Here’s the thing about working in a small company with no set structure and no guidelines to follow: you make it all up yourself. You learn a hell of a lot. You mess up. And you figure out, slowly, what makes you tick in a work environment. For someone who’s played by the rules all her life, I often felt that I’d suddenly been thrown into the deep end. The good part? I learned to swim.

Tasting fresh grapes on the vines was a serious perk of the South Africa job.
Tasting fresh grapes on the vines was a serious perk of the South Africa job.

I’ve always been worried about work-life balance; I’m not particularly skilled at doing anything in moderation. For me—and I think for many of us—it’s always all work or all play. Some of my internship experiences had left me thinking that a finite workday would be ideal; just clock out and sleep easy. But other internships reminded me how important it is to work towards the bigger picture—a place where, even at midnight on a Friday when your friends are texting you from the bar, you know you’re doing something meaningful.

And start-ups? No thanks, I used to think. It seemed to me the worst of two worlds: the 24-hour intensity of a job that never ends, matched with the questionable ethics of a get-rich-quick scheme. (No offense intended to those awesome people I know who have had the guts, wisdom, and self-confidence to be entrepreneurs from the start. I never said I was right about any of this.) Still, the appeal of the “tech” industry eluded me. I may be a nerd, I thought, but I’m no geek.

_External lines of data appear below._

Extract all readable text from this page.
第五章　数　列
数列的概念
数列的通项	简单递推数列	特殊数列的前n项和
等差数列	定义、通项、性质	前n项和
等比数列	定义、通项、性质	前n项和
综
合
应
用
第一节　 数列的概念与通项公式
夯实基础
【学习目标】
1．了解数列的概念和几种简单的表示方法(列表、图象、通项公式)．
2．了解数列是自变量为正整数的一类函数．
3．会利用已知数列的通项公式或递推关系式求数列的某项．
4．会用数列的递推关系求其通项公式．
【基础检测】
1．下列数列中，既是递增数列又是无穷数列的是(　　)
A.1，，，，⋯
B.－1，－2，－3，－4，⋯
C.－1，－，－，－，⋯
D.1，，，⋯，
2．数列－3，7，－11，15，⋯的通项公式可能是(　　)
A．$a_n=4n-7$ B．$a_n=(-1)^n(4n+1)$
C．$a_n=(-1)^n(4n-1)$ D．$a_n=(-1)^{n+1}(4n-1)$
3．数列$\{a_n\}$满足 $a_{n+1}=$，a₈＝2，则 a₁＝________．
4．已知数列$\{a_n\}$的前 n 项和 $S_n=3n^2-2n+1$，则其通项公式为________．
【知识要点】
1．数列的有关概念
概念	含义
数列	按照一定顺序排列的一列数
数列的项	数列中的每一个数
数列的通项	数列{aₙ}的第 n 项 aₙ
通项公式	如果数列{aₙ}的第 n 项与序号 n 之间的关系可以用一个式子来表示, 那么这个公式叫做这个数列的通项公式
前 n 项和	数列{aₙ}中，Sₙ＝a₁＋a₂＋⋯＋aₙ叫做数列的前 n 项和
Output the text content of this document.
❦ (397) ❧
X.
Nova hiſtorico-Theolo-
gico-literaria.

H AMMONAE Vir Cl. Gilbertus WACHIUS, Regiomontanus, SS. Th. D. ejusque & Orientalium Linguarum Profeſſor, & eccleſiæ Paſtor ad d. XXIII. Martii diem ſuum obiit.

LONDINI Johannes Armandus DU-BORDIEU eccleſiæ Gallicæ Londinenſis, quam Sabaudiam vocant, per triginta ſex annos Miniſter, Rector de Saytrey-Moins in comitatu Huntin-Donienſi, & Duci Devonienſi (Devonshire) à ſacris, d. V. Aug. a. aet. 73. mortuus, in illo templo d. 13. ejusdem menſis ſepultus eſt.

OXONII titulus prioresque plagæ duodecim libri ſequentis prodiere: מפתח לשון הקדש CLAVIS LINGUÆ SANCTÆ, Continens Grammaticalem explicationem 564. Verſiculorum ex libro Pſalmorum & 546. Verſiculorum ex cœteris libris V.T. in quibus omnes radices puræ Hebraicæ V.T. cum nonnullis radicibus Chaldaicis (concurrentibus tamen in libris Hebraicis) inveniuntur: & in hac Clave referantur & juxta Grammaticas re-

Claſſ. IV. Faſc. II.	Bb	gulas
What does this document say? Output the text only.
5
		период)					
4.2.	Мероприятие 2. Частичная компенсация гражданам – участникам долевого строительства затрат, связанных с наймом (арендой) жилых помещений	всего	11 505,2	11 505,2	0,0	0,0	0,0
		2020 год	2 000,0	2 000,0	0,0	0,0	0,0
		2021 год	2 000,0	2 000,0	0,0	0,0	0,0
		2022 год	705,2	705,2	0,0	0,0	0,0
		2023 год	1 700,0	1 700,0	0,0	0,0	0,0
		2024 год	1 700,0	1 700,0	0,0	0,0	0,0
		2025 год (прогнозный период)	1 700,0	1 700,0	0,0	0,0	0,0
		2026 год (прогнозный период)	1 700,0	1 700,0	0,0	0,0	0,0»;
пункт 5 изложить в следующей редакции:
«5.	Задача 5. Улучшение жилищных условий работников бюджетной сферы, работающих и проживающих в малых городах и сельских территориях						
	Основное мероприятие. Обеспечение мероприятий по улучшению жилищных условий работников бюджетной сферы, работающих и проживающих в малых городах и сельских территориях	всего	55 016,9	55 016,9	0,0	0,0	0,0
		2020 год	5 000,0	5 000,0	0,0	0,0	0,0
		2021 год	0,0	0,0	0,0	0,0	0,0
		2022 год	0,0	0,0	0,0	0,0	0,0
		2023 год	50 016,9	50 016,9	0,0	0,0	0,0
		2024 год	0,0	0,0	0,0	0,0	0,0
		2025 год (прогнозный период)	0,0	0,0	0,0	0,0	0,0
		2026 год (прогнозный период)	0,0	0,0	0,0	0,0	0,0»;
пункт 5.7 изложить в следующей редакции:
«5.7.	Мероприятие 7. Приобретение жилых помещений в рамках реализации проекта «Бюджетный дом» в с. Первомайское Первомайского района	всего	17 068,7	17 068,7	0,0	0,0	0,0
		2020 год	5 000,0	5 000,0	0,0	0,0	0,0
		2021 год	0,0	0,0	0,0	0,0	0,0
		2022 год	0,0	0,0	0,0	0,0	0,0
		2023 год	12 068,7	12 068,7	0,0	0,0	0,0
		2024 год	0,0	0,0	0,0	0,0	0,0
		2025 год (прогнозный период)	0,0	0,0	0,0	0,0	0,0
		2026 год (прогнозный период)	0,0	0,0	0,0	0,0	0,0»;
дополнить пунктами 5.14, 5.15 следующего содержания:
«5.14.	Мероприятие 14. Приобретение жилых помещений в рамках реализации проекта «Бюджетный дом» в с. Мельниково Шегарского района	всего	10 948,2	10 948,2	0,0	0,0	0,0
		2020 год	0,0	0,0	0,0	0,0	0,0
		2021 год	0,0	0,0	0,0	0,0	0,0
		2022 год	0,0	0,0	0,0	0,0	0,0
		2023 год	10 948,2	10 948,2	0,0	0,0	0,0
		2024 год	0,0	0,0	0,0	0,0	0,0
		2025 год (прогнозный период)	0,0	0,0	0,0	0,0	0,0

There’s a geek in all of us, though, and—as reporting has taught me all along—asking the right questions will make any subject, however seemingly mundane, totally fascinating. So even though I was clueless about NDVI imaging, precision agriculture, viticultural technology, and harvest planning, I asked questions in South Africa. This is what happens in a good start-up: the pieces begin to fall into place, and the vision becomes something worth working toward. It might even, if you’re lucky, come to consume you. Then the line between work and play is blurred, and you’re not trying to get rich quick or even get investors—you’re just trying to make something important happen, and you believe fundamentally in it.

From Cape Town to Brooklyn, I'm lucky to live on some very cool streets.
From Cape Town to Brooklyn, I’ve been lucky to live on some very cool streets lately.

My first tech start-up chapter has closed—for now. Once again I’m not certain of the next step. I’m also not sure if I’m much closer to figuring out that work-life balance thing. But for the first time, it doesn’t matter and it doesn’t scare me. There are only two things I want: to work with people who make me work harder, and to believe in what I’m building.

Sure, some people will always want to clock out at 5:00pm. The secret, though, is that everything’s more fun when the clock’s always ticking. Deadlines will make your heart beat faster, looming consequences will keep you focused, and that adrenaline rush? Time may pass, but it’ll keep you young.